I loved Houghton College even before I went. Visiting campus with my parents to their own class reunions, attending soccer camp, and seeing my big brother shave his head as part of the men's soccer team helped me realize that Houghton was a special place. Nestled in the hills of Allegany County, it's definitely rural, but the absence of stores, malls, and even a grocery store forces the student body to bond. At least, that's how it worked for my closest college friends. An amalgamation of Highlander friendships, FYHP attendees, and roommates, we shared a special bond that grew strong and deep during our four years together. In fact, it was such a strong connection that we all felt the separation post May 2007 down to our cores. I know I was surprised to be so lonely without these women.

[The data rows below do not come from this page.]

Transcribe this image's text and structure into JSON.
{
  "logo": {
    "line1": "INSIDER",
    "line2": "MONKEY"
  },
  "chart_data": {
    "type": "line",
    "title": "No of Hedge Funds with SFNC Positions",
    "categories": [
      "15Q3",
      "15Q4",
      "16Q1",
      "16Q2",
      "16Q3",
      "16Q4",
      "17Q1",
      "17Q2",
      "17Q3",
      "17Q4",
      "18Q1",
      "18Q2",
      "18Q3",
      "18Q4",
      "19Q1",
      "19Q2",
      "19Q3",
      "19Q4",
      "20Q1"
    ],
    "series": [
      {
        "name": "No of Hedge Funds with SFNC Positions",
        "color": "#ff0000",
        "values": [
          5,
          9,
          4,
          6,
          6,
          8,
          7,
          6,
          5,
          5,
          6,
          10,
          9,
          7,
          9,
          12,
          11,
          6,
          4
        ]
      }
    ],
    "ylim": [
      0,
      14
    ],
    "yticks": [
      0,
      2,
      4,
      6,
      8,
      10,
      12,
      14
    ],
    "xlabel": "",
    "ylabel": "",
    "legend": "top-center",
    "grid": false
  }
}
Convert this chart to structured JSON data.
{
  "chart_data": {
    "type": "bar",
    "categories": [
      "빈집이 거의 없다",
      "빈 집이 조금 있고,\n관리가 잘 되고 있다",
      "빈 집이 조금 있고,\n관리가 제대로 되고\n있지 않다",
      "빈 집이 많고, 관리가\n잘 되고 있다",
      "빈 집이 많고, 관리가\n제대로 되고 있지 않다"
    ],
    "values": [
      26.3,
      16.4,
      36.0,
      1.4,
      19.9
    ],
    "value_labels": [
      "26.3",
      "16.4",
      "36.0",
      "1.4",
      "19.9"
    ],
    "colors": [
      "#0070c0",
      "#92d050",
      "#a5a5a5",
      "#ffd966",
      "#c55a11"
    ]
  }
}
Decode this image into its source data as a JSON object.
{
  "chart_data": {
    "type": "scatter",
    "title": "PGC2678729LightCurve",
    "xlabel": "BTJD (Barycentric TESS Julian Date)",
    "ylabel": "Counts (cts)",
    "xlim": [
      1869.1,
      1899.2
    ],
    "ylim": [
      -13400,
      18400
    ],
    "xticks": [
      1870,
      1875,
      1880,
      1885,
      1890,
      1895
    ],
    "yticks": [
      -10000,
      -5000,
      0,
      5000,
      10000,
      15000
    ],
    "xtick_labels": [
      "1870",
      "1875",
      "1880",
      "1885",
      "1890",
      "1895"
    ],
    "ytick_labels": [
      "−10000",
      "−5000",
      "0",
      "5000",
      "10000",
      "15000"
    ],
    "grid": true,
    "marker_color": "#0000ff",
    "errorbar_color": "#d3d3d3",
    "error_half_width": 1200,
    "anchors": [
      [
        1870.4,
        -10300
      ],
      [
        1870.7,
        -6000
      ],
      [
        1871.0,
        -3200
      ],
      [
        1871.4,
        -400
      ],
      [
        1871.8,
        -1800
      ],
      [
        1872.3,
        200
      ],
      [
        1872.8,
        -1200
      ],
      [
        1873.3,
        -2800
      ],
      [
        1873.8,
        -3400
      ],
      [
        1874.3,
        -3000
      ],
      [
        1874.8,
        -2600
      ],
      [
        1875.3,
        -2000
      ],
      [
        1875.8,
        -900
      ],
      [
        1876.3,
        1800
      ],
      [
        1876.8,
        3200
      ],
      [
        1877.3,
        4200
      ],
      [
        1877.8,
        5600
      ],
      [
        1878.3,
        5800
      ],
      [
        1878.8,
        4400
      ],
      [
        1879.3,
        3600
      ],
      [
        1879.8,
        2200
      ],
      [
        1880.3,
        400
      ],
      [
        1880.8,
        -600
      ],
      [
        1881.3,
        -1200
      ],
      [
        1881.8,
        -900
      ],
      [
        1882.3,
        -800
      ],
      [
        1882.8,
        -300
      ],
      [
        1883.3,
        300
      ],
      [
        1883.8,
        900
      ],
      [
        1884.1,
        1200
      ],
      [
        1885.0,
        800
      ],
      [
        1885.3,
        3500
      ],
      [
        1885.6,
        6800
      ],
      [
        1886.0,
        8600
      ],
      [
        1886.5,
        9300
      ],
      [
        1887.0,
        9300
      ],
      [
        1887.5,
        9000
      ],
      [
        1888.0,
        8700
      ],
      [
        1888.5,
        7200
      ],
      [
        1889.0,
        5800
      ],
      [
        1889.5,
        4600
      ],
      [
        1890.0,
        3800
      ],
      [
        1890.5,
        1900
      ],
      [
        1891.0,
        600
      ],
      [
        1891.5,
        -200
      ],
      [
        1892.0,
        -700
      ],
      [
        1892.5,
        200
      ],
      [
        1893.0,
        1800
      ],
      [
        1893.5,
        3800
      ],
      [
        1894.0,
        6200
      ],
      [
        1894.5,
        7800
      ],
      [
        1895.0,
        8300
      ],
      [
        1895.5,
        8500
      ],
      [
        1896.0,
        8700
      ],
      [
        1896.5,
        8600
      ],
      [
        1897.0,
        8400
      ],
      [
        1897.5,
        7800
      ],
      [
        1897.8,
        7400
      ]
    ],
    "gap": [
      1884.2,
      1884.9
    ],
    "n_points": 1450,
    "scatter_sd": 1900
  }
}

Despite the distance that separated us, our friendships continued to grow. We instituted a monthly email, intended to keep us from becoming Christmas-letter-only friends. It works, with some of us writing on time, some of us writing late, and some of us procrastinating for a month or two. (I fall into the last category right now.) We've also managed not one but two reunions -- more if you count the three weddings that we've shared. Not everyone has been able to make it to each of these events, but oh boy, have them been wonderful! Last February we met up in Chicago. We crowded together in a hotel, froze in the city, and made a joyful memory.
This year, spurred by the quick stateside visit of one of our (currently) international amigas, we decided to meet outside of Washington, D.C., the first weekend of February. Not to be outdone by the frigid temperatures experienced in Chicago, this trip happened to occur in the massive snowstorm that blasted the East Coast. We all managed to arrive and leave safely, including Kate and her baby daughter, who flew in from Minneapolis, MN. The feet of snow that we got ensured that we had lots of time to sit and chat, but unfortunately also mandated that we dig out our cars.
This was the Sub, part way through its unearthing. It really wasn't much fun to shovel out our cars, but fortunately, everyone pitched in (except for the baby, but I guess we can't blame her). It actually provided a decent way to work of some of the calories we ate (and ATE) during that weekend.
And although next year we vowed to meet in Vegas, this reunion proved to become another unforgettable memory. Being able to talk, eat, laugh and pray together was another reason I'm thankful for the time I spent at Houghton.
Sunday, February 21, 2010
Monday, February 1, 2010
On January 9, 2010, before 6 a.m., Dan and I bid adieu to Williams Bay, Wisconsin. The car was crammed with our earthly possessions, absolutely jam packed. The car was so full, germs had to sign up on a waiting list to get in. I had lampshades on my lamp, food at my feet, toiletries filling the empty space between my right thigh and the car door, and Dan and I both rested our elbows on the pillow that was between us. I slept as to forget how uncomfortable I was.
Anyways, we made it to Pennsylvania without incident, and after spending one night with Dan's parents, we began the arduous process of moving in. No apartment for us, not a farmhouse surrounded by cornfields: this time we are bunking with Dan's Gram, qualifying us in many ways as people hit by the recession. (There's a commercial about what people are doing to cut back: living with my parents, eating less meat, becoming a one car family. Check, check, check!) But really, we're absolutely blessed to be living with Gram, besides the obvious economical benefits.
Gram is gracious, funny, and growing older. She benefits from a little help in the kitchen and the company that we provide. She often wears a gray-purple hat, much to the family's annoyance, always offers to bring ice cream to family functions, and likes her fair share of salt on, well, everything. One day I witnessed her butter her wheat-thins; it must be a generational thing to butter one's crackers.
I'm also teaching Gram how to use the computer. We've gotten her an email account and she is beginning to get the gist of how to reply to emails. The computer is still a great mystery to her, but I'm impressed that she has the gumption to try. Today she received an e-card, much to her delight, that she chuckled at the entire time it played.
I am learning that growing old, elegantly, is a lofty goal. It takes style, a relaxed attitude, and a good bit of humor. My own grandmothers display a good bit of pizazz, and getting to know Dan's gram is another example of how aging can be beautiful. Spending time with Gram sometimes makes me roll my eyes, and other times smile so hard that my cheeks are sore. My favorite part? That she will ask Dan, when he is giving her grief, "Do you like where you're sleeping?"
And to that, I laugh and say, "Oh, Gram."